Tanzania is facing a shortage of sugar, with the price of the commodity rising across the country despite the government’s decision to import some 70,000 tonnes last month.
In Dar es Salaam, prices have risen from Tsh2,000 ($1) per kilogramme to Tsh3000 ($1.5) a kilo above the government indicative price of Tsh1800 ($0.90) a kilo. As the shortage continued to bite, Prime Minister Kassim Majaliwa said some 20,000 tonnes were distributed across Tanzania last week, while another 35,000 tonnes will be supplied soon.
Mr Majaliwa said that retail traders should not sell the government’s distributed sugar above Tsh2,200 ($1.05) per kilo. For nearly two months, Tanzania has experienced sugar shortage, with prices skyrocketing from Tsh2,000 ($1) to Tsh4,000 ($2) per kilo. The shortage of sugar has kicked off a debate during the Holy Month of Ramadhan, when Muslims need it to break the fast. Sugar is an important ingredient in numerous types of meals used when breaking the fast.
The sugar crisis has been brewing in Tanzania since President John Magufuli announced tough measures in February to control sugar imports to protect local manufacturers.

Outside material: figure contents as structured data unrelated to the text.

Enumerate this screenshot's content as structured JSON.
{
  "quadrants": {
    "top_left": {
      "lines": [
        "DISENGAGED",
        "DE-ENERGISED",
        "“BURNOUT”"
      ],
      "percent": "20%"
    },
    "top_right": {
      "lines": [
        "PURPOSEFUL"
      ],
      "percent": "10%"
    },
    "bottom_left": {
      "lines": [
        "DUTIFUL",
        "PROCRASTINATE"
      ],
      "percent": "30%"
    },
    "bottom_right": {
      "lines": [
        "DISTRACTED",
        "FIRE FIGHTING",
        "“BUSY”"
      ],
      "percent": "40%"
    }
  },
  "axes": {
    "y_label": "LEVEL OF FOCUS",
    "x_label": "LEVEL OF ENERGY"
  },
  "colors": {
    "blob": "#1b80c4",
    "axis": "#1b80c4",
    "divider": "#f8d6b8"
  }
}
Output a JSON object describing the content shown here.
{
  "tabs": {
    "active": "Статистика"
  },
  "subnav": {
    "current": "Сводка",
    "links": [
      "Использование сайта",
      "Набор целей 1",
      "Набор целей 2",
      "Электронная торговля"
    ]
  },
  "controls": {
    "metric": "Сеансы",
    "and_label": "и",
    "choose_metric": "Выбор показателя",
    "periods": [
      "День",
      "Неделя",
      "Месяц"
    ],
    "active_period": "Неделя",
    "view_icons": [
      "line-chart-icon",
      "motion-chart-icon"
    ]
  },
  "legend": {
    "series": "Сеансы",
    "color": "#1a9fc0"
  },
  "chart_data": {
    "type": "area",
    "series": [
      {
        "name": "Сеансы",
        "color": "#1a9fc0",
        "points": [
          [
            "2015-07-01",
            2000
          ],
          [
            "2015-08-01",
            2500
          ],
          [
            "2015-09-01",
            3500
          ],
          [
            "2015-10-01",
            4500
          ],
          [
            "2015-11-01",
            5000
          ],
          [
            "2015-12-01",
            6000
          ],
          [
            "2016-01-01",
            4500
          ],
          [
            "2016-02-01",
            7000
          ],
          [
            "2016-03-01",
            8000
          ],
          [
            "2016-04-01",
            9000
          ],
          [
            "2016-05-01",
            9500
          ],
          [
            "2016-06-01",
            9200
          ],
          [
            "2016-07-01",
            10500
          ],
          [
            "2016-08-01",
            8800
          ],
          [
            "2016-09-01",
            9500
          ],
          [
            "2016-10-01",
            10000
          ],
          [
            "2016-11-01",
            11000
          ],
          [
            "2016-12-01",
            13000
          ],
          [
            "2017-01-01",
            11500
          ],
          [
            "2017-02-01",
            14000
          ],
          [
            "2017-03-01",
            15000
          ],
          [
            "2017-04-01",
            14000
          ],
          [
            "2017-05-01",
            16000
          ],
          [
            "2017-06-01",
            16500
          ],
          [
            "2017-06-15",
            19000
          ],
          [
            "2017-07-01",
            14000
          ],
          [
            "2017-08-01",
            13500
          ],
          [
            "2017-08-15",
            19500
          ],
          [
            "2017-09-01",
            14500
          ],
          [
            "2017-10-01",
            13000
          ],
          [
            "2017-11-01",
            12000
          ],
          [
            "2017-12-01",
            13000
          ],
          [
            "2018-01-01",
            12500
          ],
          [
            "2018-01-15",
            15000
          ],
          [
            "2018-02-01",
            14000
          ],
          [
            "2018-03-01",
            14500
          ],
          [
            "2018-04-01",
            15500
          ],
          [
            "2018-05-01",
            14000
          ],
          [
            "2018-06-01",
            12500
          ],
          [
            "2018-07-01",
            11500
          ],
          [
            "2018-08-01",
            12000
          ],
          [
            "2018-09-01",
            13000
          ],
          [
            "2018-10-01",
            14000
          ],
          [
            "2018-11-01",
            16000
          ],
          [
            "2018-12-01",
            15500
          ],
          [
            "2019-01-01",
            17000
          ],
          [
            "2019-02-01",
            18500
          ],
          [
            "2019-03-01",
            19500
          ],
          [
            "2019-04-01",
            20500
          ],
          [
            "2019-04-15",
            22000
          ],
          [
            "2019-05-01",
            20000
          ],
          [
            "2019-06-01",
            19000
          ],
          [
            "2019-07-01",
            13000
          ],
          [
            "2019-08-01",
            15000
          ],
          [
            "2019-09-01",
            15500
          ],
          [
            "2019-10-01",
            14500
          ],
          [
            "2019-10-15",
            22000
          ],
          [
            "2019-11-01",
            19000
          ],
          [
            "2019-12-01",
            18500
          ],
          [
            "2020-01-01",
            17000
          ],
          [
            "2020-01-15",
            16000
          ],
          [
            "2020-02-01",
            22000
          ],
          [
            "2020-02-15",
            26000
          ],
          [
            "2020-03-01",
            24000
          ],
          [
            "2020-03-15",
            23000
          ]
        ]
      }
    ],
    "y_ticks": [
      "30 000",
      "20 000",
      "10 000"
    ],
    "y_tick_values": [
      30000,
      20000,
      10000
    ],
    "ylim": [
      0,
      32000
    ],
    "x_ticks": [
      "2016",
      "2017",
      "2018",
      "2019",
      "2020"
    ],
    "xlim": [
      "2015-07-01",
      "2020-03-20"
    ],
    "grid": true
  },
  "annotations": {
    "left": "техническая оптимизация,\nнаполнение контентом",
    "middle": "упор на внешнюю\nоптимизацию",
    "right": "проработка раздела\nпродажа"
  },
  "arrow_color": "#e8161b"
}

The president tightened control measures, personally assuming the responsibility of issuing sugar import permits. His move stung sugar importers who have allegedly been trying to frustrate the new arrangement through tampering with the distribution of locally produced sugar. Soft drinks and carbonated beverage manufacturers said the government plan to add import duty on industrial sugar to its budget now under discussion in the parliament would greatly affect the fast-growing soft drinks sector.